Ken Thompson was one of the creators of UNIX and in his Turing Award acceptance speech “Reflections on Trusting Trust” he described a method for subverting the C compiler used to compile UNIX so that it would both install a backdoor into UNIX and compile the original C compiler source into binaries that included his hack. The challenge of this Trojan horse was that it was not visible in any of the source code! There could be a mathematical proof that the source code was correct for both UNIX and the C compiler and the security hole could still be there. It will therefore be critical that formal methods be used to develop trust at all levels of a system. Fortunately, proof checkers are short and easy to write and can be implemented and checked directly by humans for any desired computational substrate. This provides a foundation for a hierarchy of trust which will allow us to trust the much more complex proofs about higher levels of system behavior.

## Constraining Physical Systems

Purely computational digital systems can be formally constrained precisely. Physical systems, however, can only be constrained probabilistically. For example, a cosmic ray might flip a memory bit. The best that we should hope to achieve is to place stringent bounds on the probability of undesirable outcomes. In a physical adversarial setting, systems will try to take actions that cause the system’s physical probability distributions to deviate from their non-adversarial form (e.g. by taking actions that push the system out of thermodynamic equilibrium).

There are a variety of techniques involving redundancy and error checking for reducing the probability of error in physical systems. von Neumann worked on the problem of building reliable machines from unreliable components in the 1950’s. Early vacuum tube computers were limited in their size by the rate at which vacuum tubes would fail. To counter this, the Univac I computer had two arithmetic units for redundantly performing every computation so that the results could be compared and errors flagged.
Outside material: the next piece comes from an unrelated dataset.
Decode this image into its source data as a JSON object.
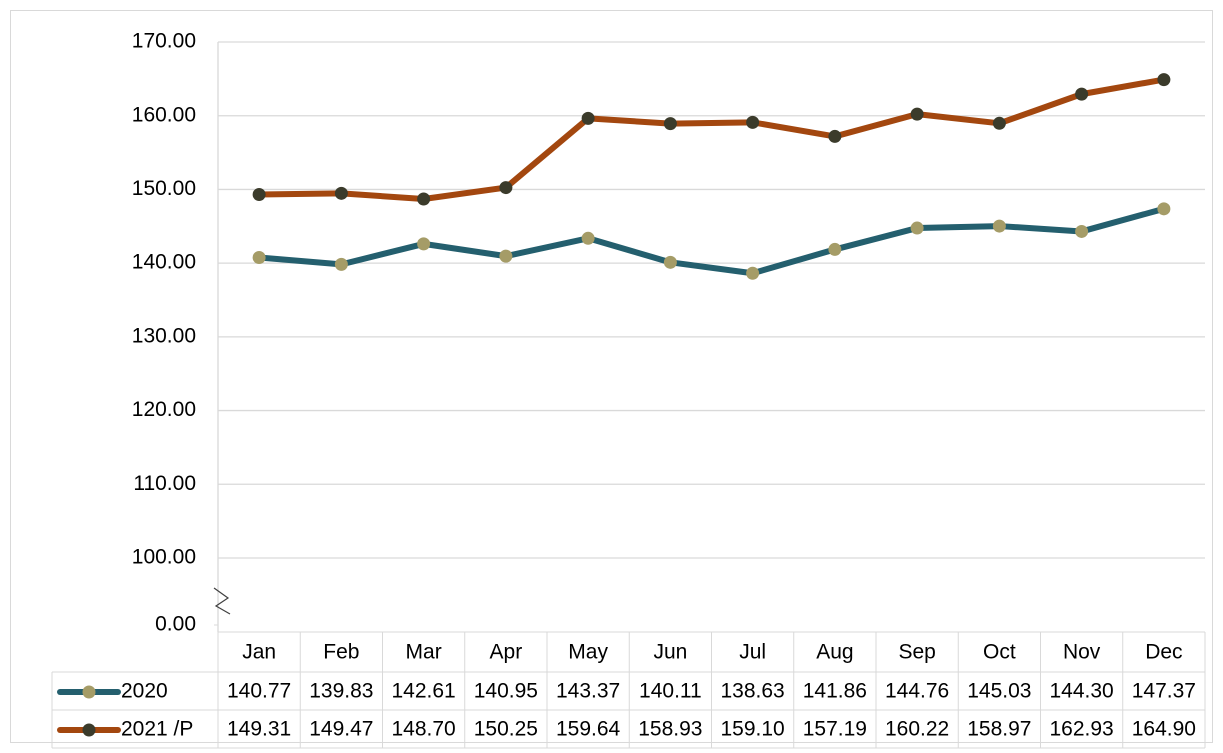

Today’s computer hardware technologies are probably capable of building purely computational systems that implement precise formal models reliably enough to have a high confidence of safety for purely computational systems. Achieving a high confidence of safety for systems that interact with the physical world will be more challenging. Future systems based on nanotechnology may actually be easier to constrain. Drexler describes “eutactic” systems in which each atom’s location and each bond is precisely specified. These systems compute and act in the world by breaking and creating precise atomic bonds. In this way they become much more like computer programs and therefore more amenable to formal modelling with precise error bounds. Defining effective safety constraints for uncontrolled settings will be a challenging task probably requiring the use of intelligent systems.